1. Follow the great investors.
2. Look at the cannibals (share repurchasers).
3. Carefully study spin-offs.
The first and third rules are very straightforward, despite the somewhat difficult application in reality. In this article, I want to provide a precautionary note on rule No. 2 above because I have seen many non-professional investors fall in the trap of fake cannibals, which I will explain further below.
Charlie Munger (Trades, Portfolio)'s second rule is to pay close attention to cannibal companies, or businesses that are buying back huge amounts of their stock. Berkshire’s largest holdings almost all fit into this category. Take IBM (NYSE:IBM) as an example. It has repurchased more than $100 billion of its own stock in the past decade, reducing its shares outstanding by more than a third. Legg Mason’s Bill Miller once noted, “IBM is the only one of the mega-cap stocks that were popular in the late 1990s to go to an all-time high. The reason for that is, IBM has an absolutely unequal record in capital allocation."
A less familiar name, Strayer Education (NASDAQ:STRA), is another good example. Under the leadership of Robert Silberman, STRA’s share count has reduced 30% during the past 10 years from 15.1 million shares to 10.6 million shares. Now whether the share repurchases were made at the right price is another question, but repurchases of that magnitude itself demonstrate the cannibal-like characteristic of the business.
At the other end of the spectrum, there are tons of companies who actually increase share count through numerous rounds of equity financing or secondary offerings. Technology stocks are notorious for their propensity to dilute their shareholders. For instance, LinkedIn increased its share count by 30% in its short life as a public company. If you think that’s bad, take a look at Tesla’s share count since its IPO — it will blow you away.
Obviously I don’t like equity diluters, but at least they don’t try to hide that fact that they are diluting the previous generation of equity holders. Between the cannibals and the proliferators, there is a dangerous species in the stock market, which I call “fake cannibals.” These are the companies that publicly tout the fact that they’ve spent so much money on share repurchases but either they pay a very high price for their shares or they merely use the repurchase program to offset share dilutions. The former case (pay a high price) should be fairly familiar to most investors, but the latter deserves further discussion. Many investors who bought the cannibal story found themselves befuddled when they later discovered that the share count has hardly changed or even increased. This is because the shares repurchased are used to offset the dilution due to option exercise or vesting of restricted stocks.
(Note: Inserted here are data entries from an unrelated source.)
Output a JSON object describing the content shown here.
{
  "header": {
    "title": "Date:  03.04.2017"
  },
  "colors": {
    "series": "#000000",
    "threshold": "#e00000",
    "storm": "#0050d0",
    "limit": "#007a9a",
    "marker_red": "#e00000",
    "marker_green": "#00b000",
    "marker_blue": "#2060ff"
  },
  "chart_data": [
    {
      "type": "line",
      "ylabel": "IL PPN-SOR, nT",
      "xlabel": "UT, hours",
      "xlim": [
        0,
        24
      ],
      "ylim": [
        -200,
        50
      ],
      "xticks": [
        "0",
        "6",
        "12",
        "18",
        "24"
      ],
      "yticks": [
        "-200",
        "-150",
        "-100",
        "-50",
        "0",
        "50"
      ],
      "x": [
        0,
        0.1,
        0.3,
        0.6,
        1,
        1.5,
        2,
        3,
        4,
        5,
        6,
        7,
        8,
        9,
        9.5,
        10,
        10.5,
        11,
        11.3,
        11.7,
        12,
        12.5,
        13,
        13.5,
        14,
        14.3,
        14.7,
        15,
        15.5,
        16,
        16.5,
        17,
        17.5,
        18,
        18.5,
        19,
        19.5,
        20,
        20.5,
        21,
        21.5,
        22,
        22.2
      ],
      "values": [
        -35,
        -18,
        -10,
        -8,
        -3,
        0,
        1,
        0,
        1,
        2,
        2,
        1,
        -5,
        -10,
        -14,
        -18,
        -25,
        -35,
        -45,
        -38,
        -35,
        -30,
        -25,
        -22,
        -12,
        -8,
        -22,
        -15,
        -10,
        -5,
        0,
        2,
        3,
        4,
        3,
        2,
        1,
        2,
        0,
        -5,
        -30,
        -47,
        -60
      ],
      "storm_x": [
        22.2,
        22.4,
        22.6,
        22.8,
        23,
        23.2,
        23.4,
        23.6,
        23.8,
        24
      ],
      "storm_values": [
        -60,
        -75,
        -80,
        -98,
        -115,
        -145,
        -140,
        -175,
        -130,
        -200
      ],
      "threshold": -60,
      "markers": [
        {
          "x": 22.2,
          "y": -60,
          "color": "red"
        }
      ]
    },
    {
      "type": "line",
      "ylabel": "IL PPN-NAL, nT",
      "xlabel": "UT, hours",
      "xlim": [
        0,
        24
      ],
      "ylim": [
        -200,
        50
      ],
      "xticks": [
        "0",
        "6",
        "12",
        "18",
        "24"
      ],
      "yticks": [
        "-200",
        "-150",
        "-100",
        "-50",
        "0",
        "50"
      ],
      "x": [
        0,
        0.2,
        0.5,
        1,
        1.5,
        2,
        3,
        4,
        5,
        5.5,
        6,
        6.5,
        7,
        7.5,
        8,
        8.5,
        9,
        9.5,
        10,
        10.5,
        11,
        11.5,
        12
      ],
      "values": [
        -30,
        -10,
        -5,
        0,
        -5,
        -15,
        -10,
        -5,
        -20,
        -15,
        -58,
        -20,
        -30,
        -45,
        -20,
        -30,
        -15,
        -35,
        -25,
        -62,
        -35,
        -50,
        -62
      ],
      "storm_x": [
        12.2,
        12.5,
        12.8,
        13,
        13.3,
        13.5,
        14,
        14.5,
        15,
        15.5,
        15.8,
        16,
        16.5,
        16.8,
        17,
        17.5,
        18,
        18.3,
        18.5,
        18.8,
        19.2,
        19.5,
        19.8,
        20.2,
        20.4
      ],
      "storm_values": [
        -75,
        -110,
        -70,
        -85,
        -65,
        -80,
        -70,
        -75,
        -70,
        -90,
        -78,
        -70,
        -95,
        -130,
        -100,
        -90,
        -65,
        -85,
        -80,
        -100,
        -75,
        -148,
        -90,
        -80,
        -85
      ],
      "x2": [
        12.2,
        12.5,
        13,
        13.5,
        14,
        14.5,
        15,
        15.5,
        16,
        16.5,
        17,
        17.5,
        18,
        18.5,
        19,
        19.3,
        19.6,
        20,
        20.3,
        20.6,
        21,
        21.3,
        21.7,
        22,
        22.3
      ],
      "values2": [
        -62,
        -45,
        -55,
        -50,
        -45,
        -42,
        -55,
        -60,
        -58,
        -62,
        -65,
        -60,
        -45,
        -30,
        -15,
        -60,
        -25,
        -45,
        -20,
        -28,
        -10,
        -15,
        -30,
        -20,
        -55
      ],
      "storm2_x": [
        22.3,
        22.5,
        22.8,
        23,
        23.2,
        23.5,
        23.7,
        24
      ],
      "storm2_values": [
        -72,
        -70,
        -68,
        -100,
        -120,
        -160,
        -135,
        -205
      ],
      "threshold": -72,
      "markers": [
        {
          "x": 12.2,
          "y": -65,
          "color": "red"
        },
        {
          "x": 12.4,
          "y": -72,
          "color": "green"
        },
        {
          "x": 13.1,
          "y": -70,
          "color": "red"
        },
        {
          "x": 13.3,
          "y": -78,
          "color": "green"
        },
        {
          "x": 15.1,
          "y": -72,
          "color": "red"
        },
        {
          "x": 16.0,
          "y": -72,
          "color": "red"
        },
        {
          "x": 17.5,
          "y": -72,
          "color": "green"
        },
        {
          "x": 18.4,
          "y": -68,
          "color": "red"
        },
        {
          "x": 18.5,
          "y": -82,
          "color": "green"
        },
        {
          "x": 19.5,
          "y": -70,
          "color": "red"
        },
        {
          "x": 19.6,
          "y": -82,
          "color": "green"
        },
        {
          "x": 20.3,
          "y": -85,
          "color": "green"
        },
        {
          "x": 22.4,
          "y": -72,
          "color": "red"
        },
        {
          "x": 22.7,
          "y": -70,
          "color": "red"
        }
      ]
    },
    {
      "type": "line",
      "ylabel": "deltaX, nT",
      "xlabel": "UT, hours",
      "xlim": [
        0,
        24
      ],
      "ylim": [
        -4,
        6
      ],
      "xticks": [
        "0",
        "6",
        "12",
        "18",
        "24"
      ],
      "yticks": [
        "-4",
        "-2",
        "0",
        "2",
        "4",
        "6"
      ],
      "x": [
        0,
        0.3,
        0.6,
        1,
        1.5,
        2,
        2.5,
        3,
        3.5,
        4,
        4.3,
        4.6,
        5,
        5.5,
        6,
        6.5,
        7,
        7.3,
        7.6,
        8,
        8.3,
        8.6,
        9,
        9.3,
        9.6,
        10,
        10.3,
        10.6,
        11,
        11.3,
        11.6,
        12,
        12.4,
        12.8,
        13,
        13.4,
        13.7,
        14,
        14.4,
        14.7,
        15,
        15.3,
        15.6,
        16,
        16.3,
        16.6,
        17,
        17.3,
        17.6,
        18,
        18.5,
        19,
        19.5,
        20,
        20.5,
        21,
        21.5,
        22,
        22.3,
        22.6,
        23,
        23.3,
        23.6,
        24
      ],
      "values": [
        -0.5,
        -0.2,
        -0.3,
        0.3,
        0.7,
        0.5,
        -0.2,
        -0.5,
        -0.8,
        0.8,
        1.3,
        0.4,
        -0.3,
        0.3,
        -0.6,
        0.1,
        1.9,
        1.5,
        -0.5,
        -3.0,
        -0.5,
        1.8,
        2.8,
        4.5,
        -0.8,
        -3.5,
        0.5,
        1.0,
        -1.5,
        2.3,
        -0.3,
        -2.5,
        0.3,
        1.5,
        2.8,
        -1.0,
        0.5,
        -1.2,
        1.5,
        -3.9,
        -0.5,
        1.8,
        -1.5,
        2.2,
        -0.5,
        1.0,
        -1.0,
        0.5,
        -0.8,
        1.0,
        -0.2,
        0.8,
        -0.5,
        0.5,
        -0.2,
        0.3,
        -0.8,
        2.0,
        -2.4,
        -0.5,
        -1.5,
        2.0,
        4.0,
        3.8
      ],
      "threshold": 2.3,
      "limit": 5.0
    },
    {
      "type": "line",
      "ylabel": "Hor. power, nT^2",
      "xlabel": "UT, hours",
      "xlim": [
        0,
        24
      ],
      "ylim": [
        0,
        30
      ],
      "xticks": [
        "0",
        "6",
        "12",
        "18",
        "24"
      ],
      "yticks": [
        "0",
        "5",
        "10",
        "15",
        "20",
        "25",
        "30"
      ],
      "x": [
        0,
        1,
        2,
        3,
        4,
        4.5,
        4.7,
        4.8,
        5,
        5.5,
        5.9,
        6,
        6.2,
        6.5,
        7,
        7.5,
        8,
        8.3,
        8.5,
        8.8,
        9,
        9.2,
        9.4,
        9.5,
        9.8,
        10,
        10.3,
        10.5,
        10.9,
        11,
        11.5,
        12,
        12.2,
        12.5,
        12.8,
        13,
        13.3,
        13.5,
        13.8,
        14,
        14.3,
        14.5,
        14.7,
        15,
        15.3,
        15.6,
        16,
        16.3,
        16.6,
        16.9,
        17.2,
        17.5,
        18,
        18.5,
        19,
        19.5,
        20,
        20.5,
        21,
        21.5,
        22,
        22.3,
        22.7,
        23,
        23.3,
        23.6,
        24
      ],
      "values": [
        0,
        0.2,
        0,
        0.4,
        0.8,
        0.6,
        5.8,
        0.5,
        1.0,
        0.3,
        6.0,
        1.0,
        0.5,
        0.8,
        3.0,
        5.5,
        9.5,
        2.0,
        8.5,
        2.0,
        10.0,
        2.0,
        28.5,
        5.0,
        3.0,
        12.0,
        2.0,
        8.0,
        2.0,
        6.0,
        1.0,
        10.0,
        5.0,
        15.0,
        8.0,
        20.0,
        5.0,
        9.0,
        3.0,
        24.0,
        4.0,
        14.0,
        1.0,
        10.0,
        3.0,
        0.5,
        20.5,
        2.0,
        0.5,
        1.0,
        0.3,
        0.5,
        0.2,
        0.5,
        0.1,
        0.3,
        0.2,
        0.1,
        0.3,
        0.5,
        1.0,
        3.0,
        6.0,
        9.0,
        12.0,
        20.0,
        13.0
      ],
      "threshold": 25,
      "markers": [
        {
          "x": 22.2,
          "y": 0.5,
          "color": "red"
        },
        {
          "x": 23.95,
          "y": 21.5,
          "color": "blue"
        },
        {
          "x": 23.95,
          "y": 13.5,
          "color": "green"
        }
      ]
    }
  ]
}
Tenneco Inc. is a good example of fake cannibal. During the past three years, Tenneco Inc. has publicly announced a few rounds of share repurchases, but its share count has actually increased a bit during the past three years. Here the Statement of Owner’s Equity may come in very handy.
From the above Statement of Owner’s Equity, which not many investors even bother to check, we can glean very useful information with regard to the share count. Although Tenneco Inc. has repurchased between 400,000 to 600,000 shares, it has issued even more shares to partially offset the dilutive effects of share issues. To Tenneco’s credit, the company did state that the "repurchase program is intended to offset dilution from shares of restricted stock and stock options that were issued to employees in 2014 under Tenneco’s long-term compensation plan.”
However, the news release title, which is “Tenneco Announces Share Repurchase Program,” could give the misleading impression that Tenneco is dedicated to share count reduction for those investors who don’t go into the details of the press release.
There are plenty of companies like Tenneco Inc. Non-professional investors can be fooled by a company’s frequent announcement of share repurchase programs if he or she does not spend time digging into the details of the share repurchase program and statement of owners' equity.